Very bad performance with large text field

At one of my customer projects we work with documents containing a very large text-field (content of eBooks....).
We saw that queries slow down more then 100 x times when such documents are queried. Even if we use the source-filter and exclude this field from the query! The only solution is to exclude the text-field from the _source at index-time from the documents:

PUT my_index
{
  "mappings": {
    "_default_": {
      "_source": {
        "excludes": [
          "mylargeTextField"
        ]
      },
....

I found the following blog post that explains the issue in detail:

What I don't understand:
Why is the search so slow even when using the source filtering in the query? There should be no need to fetch, retrieve and merge the excluded fields? I was expecting when using something like

GET /_search
{
    "_source": {
        "excludes": [ "mylargeTextField" ]
    },
    "query" : {
        "term" : { "otherField" : "something" }
    }
}

the large text-field shouldn't impact the performance at all and should be ignored for this specific query?
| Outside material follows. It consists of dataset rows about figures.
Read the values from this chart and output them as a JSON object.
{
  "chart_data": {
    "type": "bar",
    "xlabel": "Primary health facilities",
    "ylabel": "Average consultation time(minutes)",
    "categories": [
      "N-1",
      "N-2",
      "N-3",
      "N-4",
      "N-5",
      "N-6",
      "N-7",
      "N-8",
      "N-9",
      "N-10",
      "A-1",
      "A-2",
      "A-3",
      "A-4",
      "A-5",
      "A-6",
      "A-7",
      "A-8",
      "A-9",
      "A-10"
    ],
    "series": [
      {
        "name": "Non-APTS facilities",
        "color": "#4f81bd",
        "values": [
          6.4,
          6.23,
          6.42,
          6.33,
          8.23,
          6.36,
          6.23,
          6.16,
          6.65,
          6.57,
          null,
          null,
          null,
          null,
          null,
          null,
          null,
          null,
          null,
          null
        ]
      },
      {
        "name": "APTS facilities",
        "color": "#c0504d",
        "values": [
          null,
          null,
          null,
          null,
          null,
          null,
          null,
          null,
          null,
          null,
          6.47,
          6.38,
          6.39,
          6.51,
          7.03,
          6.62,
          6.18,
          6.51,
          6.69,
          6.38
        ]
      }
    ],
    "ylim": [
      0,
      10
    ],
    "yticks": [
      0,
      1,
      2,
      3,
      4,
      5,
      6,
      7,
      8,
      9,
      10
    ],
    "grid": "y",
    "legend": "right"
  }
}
Currently we are using Elasticsearch also as a datastore. If such large documents are slow things down, Elasticsearch seems not to be a perfect datastore (in contrast to MongoDB)?

(We are using the latest ES 5.4.x)

Anyone from Elastic?

There are two potential reasons:

  • CPU overhead: the json parser still needs to skip over the large text field in order to exclude it from the _source, which is linear with the size of your json doc.
  • Disk overhead, since those large fields make the index larger and thus the filesystem cache can only hold a smaller ratio of the total index size.

Thanks @jpountz!
It seems not to be the "json-parsing".
If we use the search without any searchterms it's fast as hell (2 ms):

GET index_with_large_text/_search

If we use a simple searchterm, there is the performance problem (152 ms):

GET index_with_large_text/_search?q=any_field:something

So JSON parsing seems not be the problem. Must be something with "Disk overhead" during the search- or merge-phase , right? Do you thing increasing RAM/Heap-Size can fix the problem?

How large is your index (the size of the data dir) and how much do you give to the filesystem cache?

  • The "data dir" is about 490MB.
  • Disk caching is on 10G (page cache via free -mh)
  • Java Heap: "heap_max": "30.7gb" / "heap_used": "2.1gb"

It seems to be no memory/caching issue when looking on this sizing.

We tried the query in a cluster of 4 node (same params as above) and on a single node with just one shard.
The bad performance remains unchanged.

The content of the large-text is around 700KB for a single document.

Any suggestion what we can test or do? Is it possible that Elasticsearch is not practical usable on such large text fields in the _source object?

@jpountz Do you have additional ideas?

This query executes scoring on any_field. Maybe you see the effect because of missing or bad stop word analyzing, or a large number of segments.

Can you confirm you are not using really large size values? Also when you say, 100x slower, what is the order of magnitude of the response times we are talking about? Is it 100% reproducible?

When indexed without storing the large text-field in _source the "took"-time is around: 1-2ms
With this field in _source: 90ms -120ms (around 100x slower)
Yes, it's always reproducible.

For our tests we are using the default size of 10 hits that should be returned.
If using size=1 it's much faster; a size of 10000 is slowing things much more down

Currently we thinking about not storing those large texts in Elasticsearch, but using MongoDB for this. But we will loose highlighting features and some nice-to-have functions like "reindexing" and "updates" within Elasticsearch.....

It means Elasticsearch is taking about 100ms to do the source filtering for only 10 documents, which is puzzling.

This topic was automatically closed 28 days after the last reply. New replies are no longer allowed.